Zlatomir Fung, cello

Cellist Zlatomir Fung burst onto the scene as the first American in four decades (and youngest musician ever) to win first prize at the International Tchaikovsky Competition Cello Division. The 26-year-old has since garnered critical acclaim and standing ovations around the world, and in 2024 he joined the faculty of his alma mater, The Juilliard School, as one of the youngest members of the faculty. Highlights of Fung’s 2025/26 season include a recital at Carnegie Hall’s Zankel Hall in March, returns to Aspen and La Jolla Music Society festivals, and guest-soloist engagements with the Reno and Sacramento Philharmonics, Sarasota Orchestra, and Fort Worth, Nashville, Albany, Knoxville and Pacific Symphonies.

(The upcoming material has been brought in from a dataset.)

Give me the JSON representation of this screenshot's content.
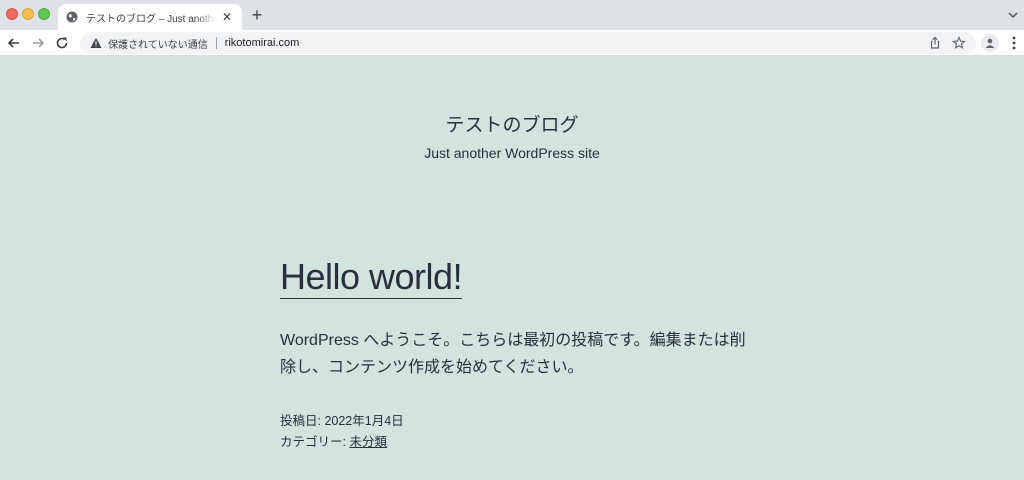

Appearances outside the US include the Pohang International Music Festival in Korea and Guiyang Symphony Orchestra in China; Belgrade Philharmonic in Serbia; Melbourne Symphony; and a recital at Wigmore Hall in London. In April, Signum Records released Fung’s debut album, Fantasies, a collection of opera fantasies and transcriptions for cello and piano. Fung served as artist in residence with the Royal Philharmonic Orchestra in the 2023/24 season, appearing in four London performances. Across recent seasons, he has debuted with the New York Philharmonic, Cleveland Orchestra, Lille National Orchestra, and BBC Philharmonic, as well as the Baltimore, Dallas, Detroit, Seattle, Milwaukee, Utah, Rochester, and Kansas City Symphonies. He has performed at several major festivals, including Ravinia, Blossom, Aspen, Bravo Vail, and Grant Park in the US, as well as the Verbier, Dresden, Leoš Janáček, and Tsinandali Festivals and the Cello Biennale Amsterdam in Europe. Beyond the long-standing canon, Fung brings exceptional insight to contemporary repertoire, championing such composers as Unsuk Chin, Katherine Balch, and Anna Clyne. In 2023, with the Dallas Symphony, Fung gave the world premiere of Balch’s whisper concerto as the dedicatee of the work; he gave its UK premiere in February 2024 with the BBC Philharmonic. As a participant in WXQR’s Artist Propulsion Lab, he wrote and performed the radio play The Elves and the Cello Maker. Zlatomir Fung held fellowships at Ravinia’s Steans Institute in 2016 and 2017 and was a member of the alumni tour ensemble in 2018.